Plassnik verwies auch auf die am Rande des Rates stattgefundene Beitrittskonferenz der EU-Mitgliedstaaten mit Kroatien, bei der das zweite Verhandlungskapitel (Kultur und Bildung) erfolgreich abgeschlossen werden konnte. "Dieser Schritt ist nicht nur ein weiteres Ermutigungssignal für die gesamte Region des Westbalkans. Er bestätigt zudem die von uns immer klar vertretene Entkoppelung der Verhandlungsprozesse von Kroatien und von der Türkei. Beide Länder werden ausschließlich nach ihren eigenen Fortschritten bewertet", so Plassnik abschließend. 

 

 Strache: Türkeiverhandlungen gleich ganz auf Eis legen
FPÖ: Zeit des Herumlavierens und Taktierens ist vorbei
Wien (fpd) - "Statt irgendwelche Kapitel einzufrieren und damit Ankara abermals eine Atempause zu geben, sollte die EU die Beitrittsverhandlungen mit der Türkei insgesamt auf Eis legen und nie wieder auftauen", reagierte FPÖ-Bundesparteiobmann HC Strache auf die Entscheidung des EU-Außenministerrats, acht der 35 Verhandlungskapitel zwischen der EU und der Türkei auf Eis zu legen.

Das angekündigte "auf Eis legen" werde nur wieder eine der üblichen halbherzigen Maßnahmen sein, mit denen die EU aber keinen Schritt weiterkommen werde. Die Türkei werde auch in Zukunft der Europäischen Union auf der Nase herumtanzen, was man ja in der Vergangenheit hinlänglich beobachten konnte. Die EU solle daher nicht weiter herumlavieren, sondern die Verhandlungen mit der Türkei unverzüglich beenden. Mit Beschwichtigungsversuchen und Herumtaktieren werde man jedenfalls nichts mehr erreichen, so Strache weiter.

Die Fragestellung in Sachen Türkei heiße Ja oder Nein und nicht Vielleicht oder Eventuell, stellte Strache klar. "Jeden Tag wird es Schüssel und Plassnik offenbar klarer, dass sie auf die FPÖ hätten hören sollen. Wäre es nach uns gegangen, hätte man die Verhandlungen ja niemals aufgenommen", schloss Strache.

 

 Scheibner: Beitrittsverhandlungen mit der EU abbrechen
Türkei zeigt wenig Bereitschaft, EU-Bedingungen zu erfüllen
Wien (bzö) - Für einen sofortigen Abbruch der EU-Beitrittsverhandlungen mit der Türkei sprach sich der außenpolitische Sprecher des Parlamentsklubs des BZÖ Abg.

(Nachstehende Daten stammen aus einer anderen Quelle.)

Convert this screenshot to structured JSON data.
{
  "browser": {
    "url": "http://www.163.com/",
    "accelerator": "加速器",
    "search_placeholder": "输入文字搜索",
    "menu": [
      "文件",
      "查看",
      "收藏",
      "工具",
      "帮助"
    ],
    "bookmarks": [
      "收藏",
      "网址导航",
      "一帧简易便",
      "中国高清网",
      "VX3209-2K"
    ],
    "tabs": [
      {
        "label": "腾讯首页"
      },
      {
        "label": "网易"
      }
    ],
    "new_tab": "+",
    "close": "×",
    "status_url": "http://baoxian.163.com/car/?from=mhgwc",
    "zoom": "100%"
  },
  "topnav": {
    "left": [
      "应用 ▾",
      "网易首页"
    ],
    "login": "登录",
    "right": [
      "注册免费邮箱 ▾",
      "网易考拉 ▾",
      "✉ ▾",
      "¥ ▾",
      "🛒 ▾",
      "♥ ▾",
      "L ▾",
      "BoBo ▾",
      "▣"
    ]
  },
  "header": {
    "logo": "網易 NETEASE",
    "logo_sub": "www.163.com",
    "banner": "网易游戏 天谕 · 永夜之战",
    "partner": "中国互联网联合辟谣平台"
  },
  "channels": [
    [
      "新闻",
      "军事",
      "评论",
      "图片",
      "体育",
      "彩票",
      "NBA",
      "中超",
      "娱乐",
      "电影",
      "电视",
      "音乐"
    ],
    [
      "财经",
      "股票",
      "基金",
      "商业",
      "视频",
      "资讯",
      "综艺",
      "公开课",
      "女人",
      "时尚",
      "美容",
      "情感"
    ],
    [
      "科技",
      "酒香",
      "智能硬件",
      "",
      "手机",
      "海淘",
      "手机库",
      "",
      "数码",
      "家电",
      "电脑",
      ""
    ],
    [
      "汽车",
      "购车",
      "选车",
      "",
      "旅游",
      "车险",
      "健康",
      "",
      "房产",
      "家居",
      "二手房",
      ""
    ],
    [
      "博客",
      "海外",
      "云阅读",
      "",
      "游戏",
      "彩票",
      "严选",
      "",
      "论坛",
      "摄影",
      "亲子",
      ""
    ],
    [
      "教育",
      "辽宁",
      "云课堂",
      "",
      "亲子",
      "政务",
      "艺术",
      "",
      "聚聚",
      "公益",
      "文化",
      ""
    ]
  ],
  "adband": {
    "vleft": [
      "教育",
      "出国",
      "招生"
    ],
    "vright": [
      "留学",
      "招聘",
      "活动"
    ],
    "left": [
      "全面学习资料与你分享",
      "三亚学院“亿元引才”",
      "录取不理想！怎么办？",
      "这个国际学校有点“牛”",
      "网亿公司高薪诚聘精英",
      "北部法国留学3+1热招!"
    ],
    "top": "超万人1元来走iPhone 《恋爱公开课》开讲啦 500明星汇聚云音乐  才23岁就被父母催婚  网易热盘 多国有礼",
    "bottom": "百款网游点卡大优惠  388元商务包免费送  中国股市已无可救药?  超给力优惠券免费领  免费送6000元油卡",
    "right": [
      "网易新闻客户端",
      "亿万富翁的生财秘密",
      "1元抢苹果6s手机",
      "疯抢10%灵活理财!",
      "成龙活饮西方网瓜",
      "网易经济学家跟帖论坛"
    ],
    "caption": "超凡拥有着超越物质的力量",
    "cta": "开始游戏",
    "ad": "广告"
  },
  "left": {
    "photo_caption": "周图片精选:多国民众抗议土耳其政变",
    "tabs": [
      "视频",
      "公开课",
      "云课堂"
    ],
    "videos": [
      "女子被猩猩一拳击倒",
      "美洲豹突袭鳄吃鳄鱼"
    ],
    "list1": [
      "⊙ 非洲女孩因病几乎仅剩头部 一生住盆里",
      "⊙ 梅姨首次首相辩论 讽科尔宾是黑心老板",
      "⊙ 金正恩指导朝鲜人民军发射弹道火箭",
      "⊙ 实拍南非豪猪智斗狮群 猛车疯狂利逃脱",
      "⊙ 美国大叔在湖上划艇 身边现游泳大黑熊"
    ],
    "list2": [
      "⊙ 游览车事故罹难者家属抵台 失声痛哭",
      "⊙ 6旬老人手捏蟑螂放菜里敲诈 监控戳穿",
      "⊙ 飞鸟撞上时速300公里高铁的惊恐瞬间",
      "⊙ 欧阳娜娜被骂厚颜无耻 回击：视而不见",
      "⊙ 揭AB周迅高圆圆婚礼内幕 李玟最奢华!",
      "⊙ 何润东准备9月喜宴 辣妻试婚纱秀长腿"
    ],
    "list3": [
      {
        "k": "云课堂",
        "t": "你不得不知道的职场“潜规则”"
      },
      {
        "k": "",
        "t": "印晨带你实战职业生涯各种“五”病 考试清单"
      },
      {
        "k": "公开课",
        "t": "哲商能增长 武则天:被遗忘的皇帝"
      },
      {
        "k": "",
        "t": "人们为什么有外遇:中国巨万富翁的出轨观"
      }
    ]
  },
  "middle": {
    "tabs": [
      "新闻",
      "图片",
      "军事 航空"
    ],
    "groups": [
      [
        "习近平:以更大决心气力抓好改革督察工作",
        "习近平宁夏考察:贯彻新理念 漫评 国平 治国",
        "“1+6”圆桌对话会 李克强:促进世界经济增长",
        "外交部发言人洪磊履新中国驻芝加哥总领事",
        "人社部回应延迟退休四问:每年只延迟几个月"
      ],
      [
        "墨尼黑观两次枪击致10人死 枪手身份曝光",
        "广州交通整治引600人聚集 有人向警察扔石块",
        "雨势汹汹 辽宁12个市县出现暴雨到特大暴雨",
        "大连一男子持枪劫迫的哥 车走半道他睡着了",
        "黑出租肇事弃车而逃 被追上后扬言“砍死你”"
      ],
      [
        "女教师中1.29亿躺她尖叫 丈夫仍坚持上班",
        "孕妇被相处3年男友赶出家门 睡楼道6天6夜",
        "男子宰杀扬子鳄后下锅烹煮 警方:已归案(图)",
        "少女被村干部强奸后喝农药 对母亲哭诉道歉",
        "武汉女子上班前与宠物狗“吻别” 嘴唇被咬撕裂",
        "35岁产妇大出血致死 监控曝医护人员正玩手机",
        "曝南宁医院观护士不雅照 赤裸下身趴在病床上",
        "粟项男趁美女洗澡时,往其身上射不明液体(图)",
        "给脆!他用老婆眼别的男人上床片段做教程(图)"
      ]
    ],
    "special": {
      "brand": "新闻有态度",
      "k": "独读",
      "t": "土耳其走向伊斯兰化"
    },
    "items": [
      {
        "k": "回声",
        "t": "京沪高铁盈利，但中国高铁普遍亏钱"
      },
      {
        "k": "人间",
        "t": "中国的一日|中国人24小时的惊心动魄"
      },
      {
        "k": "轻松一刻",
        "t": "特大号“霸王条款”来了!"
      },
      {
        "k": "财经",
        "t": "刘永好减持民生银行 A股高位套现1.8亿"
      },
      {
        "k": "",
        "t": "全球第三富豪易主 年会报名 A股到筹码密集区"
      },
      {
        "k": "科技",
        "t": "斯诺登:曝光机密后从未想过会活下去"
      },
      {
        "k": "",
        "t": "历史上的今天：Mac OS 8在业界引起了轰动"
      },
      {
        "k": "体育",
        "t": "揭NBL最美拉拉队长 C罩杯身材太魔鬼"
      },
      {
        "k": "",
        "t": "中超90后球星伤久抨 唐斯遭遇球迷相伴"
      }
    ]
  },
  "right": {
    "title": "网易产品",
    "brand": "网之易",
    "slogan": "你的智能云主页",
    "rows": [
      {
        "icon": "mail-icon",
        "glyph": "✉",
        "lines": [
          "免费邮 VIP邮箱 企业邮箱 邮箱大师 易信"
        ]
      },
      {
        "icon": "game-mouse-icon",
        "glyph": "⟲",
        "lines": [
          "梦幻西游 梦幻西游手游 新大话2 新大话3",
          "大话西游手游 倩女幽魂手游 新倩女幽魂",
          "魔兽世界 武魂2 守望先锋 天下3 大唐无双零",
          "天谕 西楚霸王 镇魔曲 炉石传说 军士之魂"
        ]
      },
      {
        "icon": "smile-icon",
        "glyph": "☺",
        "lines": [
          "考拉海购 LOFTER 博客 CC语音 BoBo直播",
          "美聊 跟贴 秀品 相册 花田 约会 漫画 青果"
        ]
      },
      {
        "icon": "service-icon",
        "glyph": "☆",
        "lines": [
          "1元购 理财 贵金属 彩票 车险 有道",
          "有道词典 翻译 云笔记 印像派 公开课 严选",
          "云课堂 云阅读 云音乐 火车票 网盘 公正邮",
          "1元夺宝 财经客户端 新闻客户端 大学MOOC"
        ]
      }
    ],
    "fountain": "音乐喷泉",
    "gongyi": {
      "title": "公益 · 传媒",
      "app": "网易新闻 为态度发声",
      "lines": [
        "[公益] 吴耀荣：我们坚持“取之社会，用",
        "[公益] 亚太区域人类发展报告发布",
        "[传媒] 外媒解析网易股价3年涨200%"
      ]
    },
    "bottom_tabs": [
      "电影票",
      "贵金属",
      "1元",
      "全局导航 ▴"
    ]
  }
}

Herbert Scheibner aus. Ein Land, das ein EU-Mitglied nicht anerkennen wolle, könne selbstverständlich nicht Mitglied der Union werden, meinte Scheibner Bezug nehmend auf das Verhalten der Türkei. Der Türkei wurde ausreichend Zeit gegeben, die Zypernfrage zu lösen. Bis dato sei nicht einmal die Bedingung nach Öffnung der See- und Flughäfen für Zypern erfüllt worden."Selbst wenn die Türkei nun bereit ist einen Hafen bzw. Flughafen für Zypern zu öffnen, beweist allein die Tatsache, dass sich Ankara weigert, dies auch schriftlich zu dokumentieren, das Fehlen seriöser Kooperationsbereitschaft. "

Wie Scheibner abschließend betonte, sei es schon ein Fehler gewesen, die Beitrittsverhandlungen mit der Türkei überhaupt zu beginnen.